Supplementing folic acid also might decrease cardiovascular disease and certain cancers, but the evidence is not conclusive. Because folate levels tend to be low in persons who regularly consume alcohol, supplementing folic acid in these individuals may be useful.
A considerable amount of information has been published that suggests vitamin E supplements may reduce the risk of coronary artery disease. However, its effectiveness in individuals who already have developed atherosclerosis is still open to question.
This paper also reviews the information known about vitamin B6 and vitamin B12. In individuals with normal diets they do not believe that it has been shown that supplementation of these vitamins is useful.
Humans synthesize vitamin D in response to exposure to the sun. For most individuals, sunlight exposure is sufficient. However, those who live in areas with reduced sunlight, or who do not go outside, may be vitamin D deficient. Milk (and a few other foods) is routinely fortified with this vitamin. It is not clear that huge amounts of vitamin D are safe.
Vitamin A theoretically could reduce cancer risk. However, up-to-date studies have failed to document a reduced risk in individuals who have taken vitamin A supplements. Large amounts of vitamin A during pregnancy increase the risk of birth defects.
Willett and Stampfer state that there is little evidence supporting the use of supplementary vitamin C beyond that which is acquired in a typical diet. They state that human tissues become saturated with vitamin C at low levels of intake.
Willett and Stampfer conclude that the use of a daily multivitamin supplement that does not exceed the recommended daily allowance of each vitamin has potential benefit and should not cause harm. They note that the cost of such multivitamins is extremely low. They also suggest that vitamin E supplementation might be useful for middle-aged and older Americans who are at risk for coronary artery disease. They also remind the reader that vitamin supplements cannot overcome the increased risk associated with "smoking, obesity, or inactivity" (Willett WC, Stampfer MJ. N Engl J Med. 2001;345:1819-1824).
Comment by Kenneth L. Noller, MD
This is one of the few times I have chosen to review an article that is not an original research paper. Because so many of our patients routinely ask about vitamin and mineral supplements (this article does not deal with minerals), I found this paper to be interesting and important—and as a bonus it is easy to read.
Increasingly over the past several years I have found that my patients (and my colleagues and myself) are taking multivitamins on a more regular basis, but they often take high doses.
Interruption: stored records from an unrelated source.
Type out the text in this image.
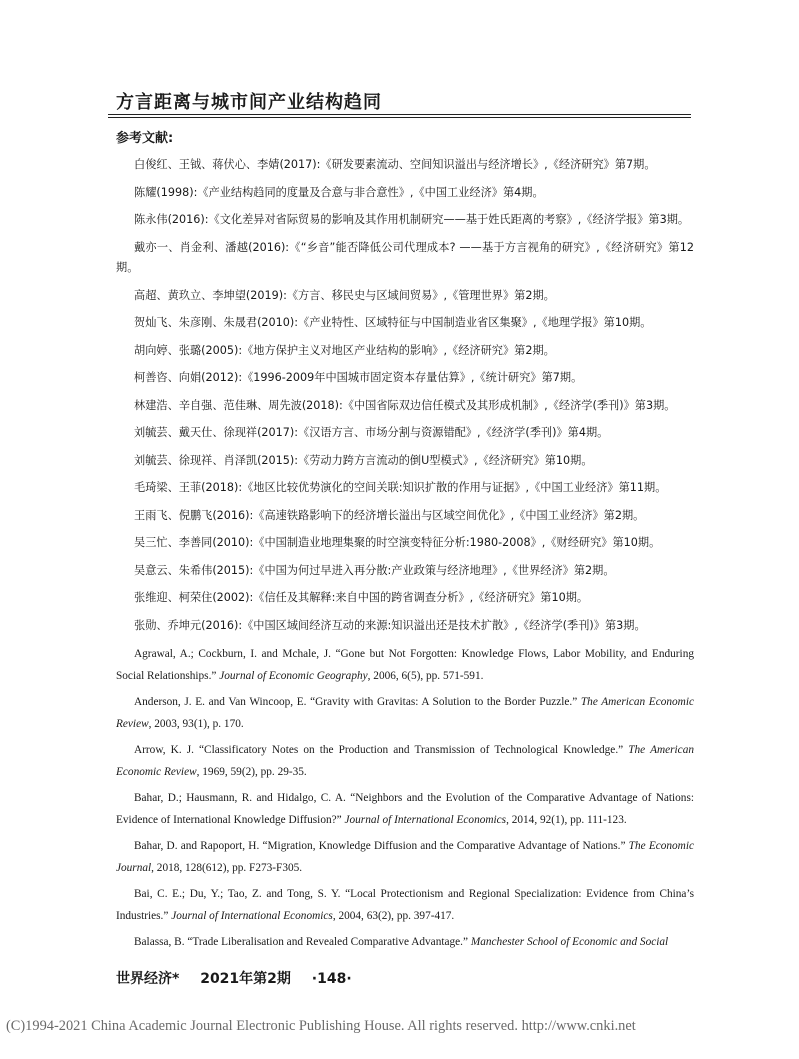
方言距离与城市间产业结构趋同
参考文献:

白俊红、王钺、蒋伏心、李婧(2017):《研发要素流动、空间知识溢出与经济增长》,《经济研究》第7期。

陈耀(1998):《产业结构趋同的度量及合意与非合意性》,《中国工业经济》第4期。

陈永伟(2016):《文化差异对省际贸易的影响及其作用机制研究——基于姓氏距离的考察》,《经济学报》第3期。

戴亦一、肖金利、潘越(2016):《“乡音”能否降低公司代理成本? ——基于方言视角的研究》,《经济研究》第12期。

高超、黄玖立、李坤望(2019):《方言、移民史与区域间贸易》,《管理世界》第2期。

贺灿飞、朱彦刚、朱晟君(2010):《产业特性、区域特征与中国制造业省区集聚》,《地理学报》第10期。

胡向婷、张璐(2005):《地方保护主义对地区产业结构的影响》,《经济研究》第2期。

柯善咨、向娟(2012):《1996-2009年中国城市固定资本存量估算》,《统计研究》第7期。

林建浩、辛自强、范佳琳、周先波(2018):《中国省际双边信任模式及其形成机制》,《经济学(季刊)》第3期。

刘毓芸、戴天仕、徐现祥(2017):《汉语方言、市场分割与资源错配》,《经济学(季刊)》第4期。

刘毓芸、徐现祥、肖泽凯(2015):《劳动力跨方言流动的倒U型模式》,《经济研究》第10期。

毛琦梁、王菲(2018):《地区比较优势演化的空间关联:知识扩散的作用与证据》,《中国工业经济》第11期。

王雨飞、倪鹏飞(2016):《高速铁路影响下的经济增长溢出与区域空间优化》,《中国工业经济》第2期。

吴三忙、李善同(2010):《中国制造业地理集聚的时空演变特征分析:1980-2008》,《财经研究》第10期。

吴意云、朱希伟(2015):《中国为何过早进入再分散:产业政策与经济地理》,《世界经济》第2期。

张维迎、柯荣住(2002):《信任及其解释:来自中国的跨省调查分析》,《经济研究》第10期。

张勋、乔坤元(2016):《中国区域间经济互动的来源:知识溢出还是技术扩散》,《经济学(季刊)》第3期。

Agrawal, A.; Cockburn, I. and Mchale, J. “Gone but Not Forgotten: Knowledge Flows, Labor Mobility, and Enduring Social Relationships.” Journal of Economic Geography, 2006, 6(5), pp. 571-591.

Anderson, J. E. and Van Wincoop, E. “Gravity with Gravitas: A Solution to the Border Puzzle.” The American Economic Review, 2003, 93(1), p. 170.

Arrow, K. J. “Classificatory Notes on the Production and Transmission of Technological Knowledge.” The American Economic Review, 1969, 59(2), pp. 29-35.

Bahar, D.; Hausmann, R. and Hidalgo, C. A. “Neighbors and the Evolution of the Comparative Advantage of Nations: Evidence of International Knowledge Diffusion?” Journal of International Economics, 2014, 92(1), pp. 111-123.

Bahar, D. and Rapoport, H. “Migration, Knowledge Diffusion and the Comparative Advantage of Nations.” The Economic Journal, 2018, 128(612), pp. F273-F305.

Bai, C. E.; Du, Y.; Tao, Z. and Tong, S. Y. “Local Protectionism and Regional Specialization: Evidence from China’s Industries.” Journal of International Economics, 2004, 63(2), pp. 397-417.

Balassa, B. “Trade Liberalisation and Revealed Comparative Advantage.” Manchester School of Economic and Social

世界经济* 2021年第2期 ·148·
(C)1994-2021 China Academic Journal Electronic Publishing House. All rights reserved. http://www.cnki.net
A number of retail chains have begun selling "megavitamins" for daily use. These are available with slightly different formulas for "active individuals," "postmenopausal women," "middle-aged men," and even "children." When you carefully read the labels of these "megavitamins" the doses are often 10 to several thousand-fold higher than the recommended daily allowance. These products are expensive and have not been shown to improve health.
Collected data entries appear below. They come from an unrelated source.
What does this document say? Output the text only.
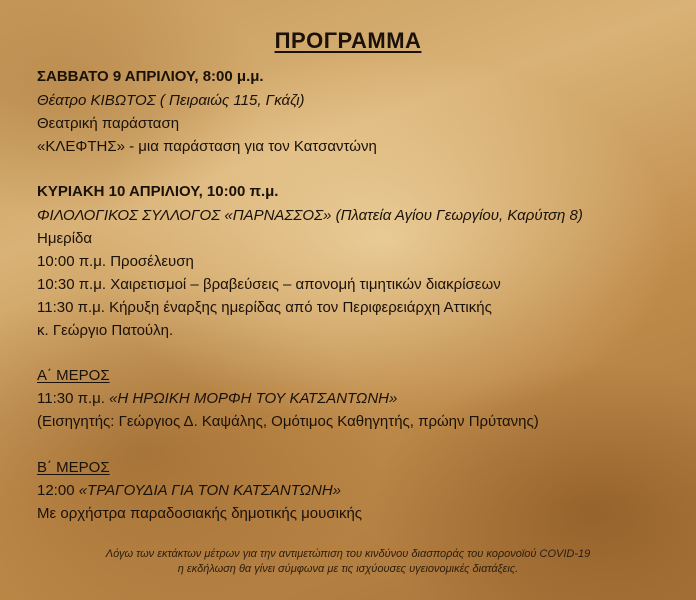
ΠΡΟΓΡΑΜΜΑ
ΣΑΒΒΑΤΟ 9 ΑΠΡΙΛΙΟΥ, 8:00 μ.μ.
Θέατρο ΚΙΒΩΤΟΣ ( Πειραιώς 115, Γκάζι)
Θεατρική παράσταση
«ΚΛΕΦΤΗΣ» - μια παράσταση για τον Κατσαντώνη
ΚΥΡΙΑΚΗ 10 ΑΠΡΙΛΙΟΥ, 10:00 π.μ.
ΦΙΛΟΛΟΓΙΚΟΣ ΣΥΛΛΟΓΟΣ «ΠΑΡΝΑΣΣΟΣ» (Πλατεία Αγίου Γεωργίου, Καρύτση 8)
Ημερίδα
10:00 π.μ. Προσέλευση
10:30 π.μ. Χαιρετισμοί – βραβεύσεις – απονομή τιμητικών διακρίσεων
11:30 π.μ. Κήρυξη έναρξης ημερίδας από τον Περιφερειάρχη Αττικής
κ. Γεώργιο Πατούλη.
Α΄ ΜΕΡΟΣ
11:30 π.μ. «Η ΗΡΩΙΚΗ ΜΟΡΦΗ ΤΟΥ ΚΑΤΣΑΝΤΩΝΗ»
(Εισηγητής: Γεώργιος Δ. Καψάλης, Ομότιμος Καθηγητής, πρώην Πρύτανης)
Β΄ ΜΕΡΟΣ
12:00 «ΤΡΑΓΟΥΔΙΑ ΓΙΑ ΤΟΝ ΚΑΤΣΑΝΤΩΝΗ»
Με ορχήστρα παραδοσιακής δημοτικής μουσικής
Λόγω των εκτάκτων μέτρων για την αντιμετώπιση του κινδύνου διασποράς του κορονοϊού COVID-19
η εκδήλωση θα γίνει σύμφωνα με τις ισχύουσες υγειονομικές διατάξεις.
Unfortunately, Willett and Stampfer did not address the "megavitamin" issue directly. I would have liked to see them discuss the risk (if any) of such vitamin regimens. Because the preparations vary so widely, it might have been unfair for them to make any blanket statements.
I do have 2 observations: First, since the vitamin industry is regulated poorly, we can never be certain that what is listed as being present in a given multivitamin is actually there. This is especially true for the off-brand bottles of individual supplements that are so widely sold.
Second, though many cancer patients suddenly begin taking huge doses of various vitamins, I have always wondered why that made any sense. Perhaps a vitamin could prevent cancer, but once a tumor is growing wouldn’t adding vitamins only increase the growth rate of the tumor? If vitamins are good for us aren’t they also good for tumors?